Ingredients
Equipment
Method
Bake and cube the potatoes
- Preheat the oven to 400°F and bake the russet potatoes on a sheet pan for 40 minutes, until tender when pierced. Let them cool completely, about 1 hour, so they cube cleanly without steaming the salad.
- Once cooled, cut the baked potatoes into cubes and leave the skin on for extra texture.
Crisp the bacon
- Cook the bacon until crispy, then drain and crumble it into bite-size pieces.
Mix the salad
- In a large bowl, combine the cubed potatoes, crumbled bacon, and shredded sharp cheddar cheese.
- In a separate bowl, mix the sour cream, mayonnaise, green onions, fresh chives, salt, and pepper.

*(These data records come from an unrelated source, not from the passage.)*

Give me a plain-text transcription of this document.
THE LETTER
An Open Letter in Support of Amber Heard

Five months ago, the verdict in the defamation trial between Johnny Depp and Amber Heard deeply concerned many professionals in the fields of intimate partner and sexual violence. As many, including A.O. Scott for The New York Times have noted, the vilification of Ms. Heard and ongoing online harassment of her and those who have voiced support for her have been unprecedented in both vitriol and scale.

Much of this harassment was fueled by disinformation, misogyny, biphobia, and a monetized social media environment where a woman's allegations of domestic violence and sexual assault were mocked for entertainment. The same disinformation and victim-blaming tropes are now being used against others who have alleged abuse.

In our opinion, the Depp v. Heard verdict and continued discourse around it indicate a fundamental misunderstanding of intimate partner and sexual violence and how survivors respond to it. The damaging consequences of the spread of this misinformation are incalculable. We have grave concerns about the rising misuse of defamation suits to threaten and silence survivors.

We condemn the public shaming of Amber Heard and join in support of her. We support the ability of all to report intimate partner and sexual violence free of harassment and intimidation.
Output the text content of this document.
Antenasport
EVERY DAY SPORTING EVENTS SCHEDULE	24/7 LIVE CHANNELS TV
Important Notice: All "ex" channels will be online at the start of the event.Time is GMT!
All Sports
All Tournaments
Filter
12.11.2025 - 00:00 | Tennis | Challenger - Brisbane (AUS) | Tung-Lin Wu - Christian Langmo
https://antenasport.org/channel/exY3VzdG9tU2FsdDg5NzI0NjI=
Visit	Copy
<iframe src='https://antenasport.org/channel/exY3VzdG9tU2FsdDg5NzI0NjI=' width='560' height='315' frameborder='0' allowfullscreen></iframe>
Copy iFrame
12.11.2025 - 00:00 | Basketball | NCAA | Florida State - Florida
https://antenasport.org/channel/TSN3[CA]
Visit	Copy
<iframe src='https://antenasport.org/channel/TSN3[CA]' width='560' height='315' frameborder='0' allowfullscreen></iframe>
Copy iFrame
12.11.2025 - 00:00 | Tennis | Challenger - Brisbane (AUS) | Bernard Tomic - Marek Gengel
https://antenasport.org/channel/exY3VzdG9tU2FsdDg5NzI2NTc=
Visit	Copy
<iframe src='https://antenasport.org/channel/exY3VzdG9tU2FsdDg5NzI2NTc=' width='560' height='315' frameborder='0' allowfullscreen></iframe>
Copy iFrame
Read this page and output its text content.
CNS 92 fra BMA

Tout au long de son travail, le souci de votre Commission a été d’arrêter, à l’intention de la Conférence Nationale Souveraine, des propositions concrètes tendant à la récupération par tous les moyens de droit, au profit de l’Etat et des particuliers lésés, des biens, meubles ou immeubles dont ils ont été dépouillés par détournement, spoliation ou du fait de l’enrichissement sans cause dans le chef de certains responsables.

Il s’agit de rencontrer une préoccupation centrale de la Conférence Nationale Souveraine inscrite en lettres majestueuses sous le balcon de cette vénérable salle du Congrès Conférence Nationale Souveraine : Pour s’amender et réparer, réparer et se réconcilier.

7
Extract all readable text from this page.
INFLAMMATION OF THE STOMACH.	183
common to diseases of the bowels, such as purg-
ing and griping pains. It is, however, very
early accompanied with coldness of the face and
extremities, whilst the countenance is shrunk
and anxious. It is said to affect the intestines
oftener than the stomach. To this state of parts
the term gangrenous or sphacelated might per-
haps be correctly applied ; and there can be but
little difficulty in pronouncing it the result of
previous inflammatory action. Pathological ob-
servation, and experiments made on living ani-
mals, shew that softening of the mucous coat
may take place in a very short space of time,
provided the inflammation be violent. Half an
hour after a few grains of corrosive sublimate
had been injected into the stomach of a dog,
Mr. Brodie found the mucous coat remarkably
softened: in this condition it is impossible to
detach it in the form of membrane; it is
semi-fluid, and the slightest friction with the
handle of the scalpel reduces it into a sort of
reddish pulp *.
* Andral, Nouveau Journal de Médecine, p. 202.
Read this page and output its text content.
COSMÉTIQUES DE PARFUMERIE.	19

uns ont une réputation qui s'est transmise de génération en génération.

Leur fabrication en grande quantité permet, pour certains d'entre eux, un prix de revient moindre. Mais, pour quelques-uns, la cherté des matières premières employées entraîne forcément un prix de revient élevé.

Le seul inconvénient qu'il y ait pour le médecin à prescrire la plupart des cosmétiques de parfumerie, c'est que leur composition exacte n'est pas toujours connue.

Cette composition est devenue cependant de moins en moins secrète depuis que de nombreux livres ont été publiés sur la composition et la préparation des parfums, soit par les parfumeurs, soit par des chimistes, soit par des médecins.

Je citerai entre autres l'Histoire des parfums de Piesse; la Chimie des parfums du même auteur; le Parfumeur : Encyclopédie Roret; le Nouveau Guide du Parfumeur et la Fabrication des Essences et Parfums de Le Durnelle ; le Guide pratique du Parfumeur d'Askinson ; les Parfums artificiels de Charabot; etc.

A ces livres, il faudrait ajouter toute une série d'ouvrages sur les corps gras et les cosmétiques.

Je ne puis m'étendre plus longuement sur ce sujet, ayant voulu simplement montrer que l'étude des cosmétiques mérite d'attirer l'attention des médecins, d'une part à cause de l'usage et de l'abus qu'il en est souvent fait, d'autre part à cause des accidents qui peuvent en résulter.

- Gently fold the dressing into the potato mixture until evenly coated, taking care not to break up the cubes.
Chill and serve
- Refrigerate the loaded potato salad for at least 1 hour before serving for the flavors to meld and the texture to set.
Notes
For cleaner cubes, bake the potatoes ahead and cool them uncovered so the outsides don’t stay steamy. Store leftovers in the refrigerator up to 4 days; freezing is not recommended because the sour-cream mixture can separate. For a lighter option, use reduced-fat cheddar and light sour cream/mayonnaise while keeping the same mixing and chilling steps.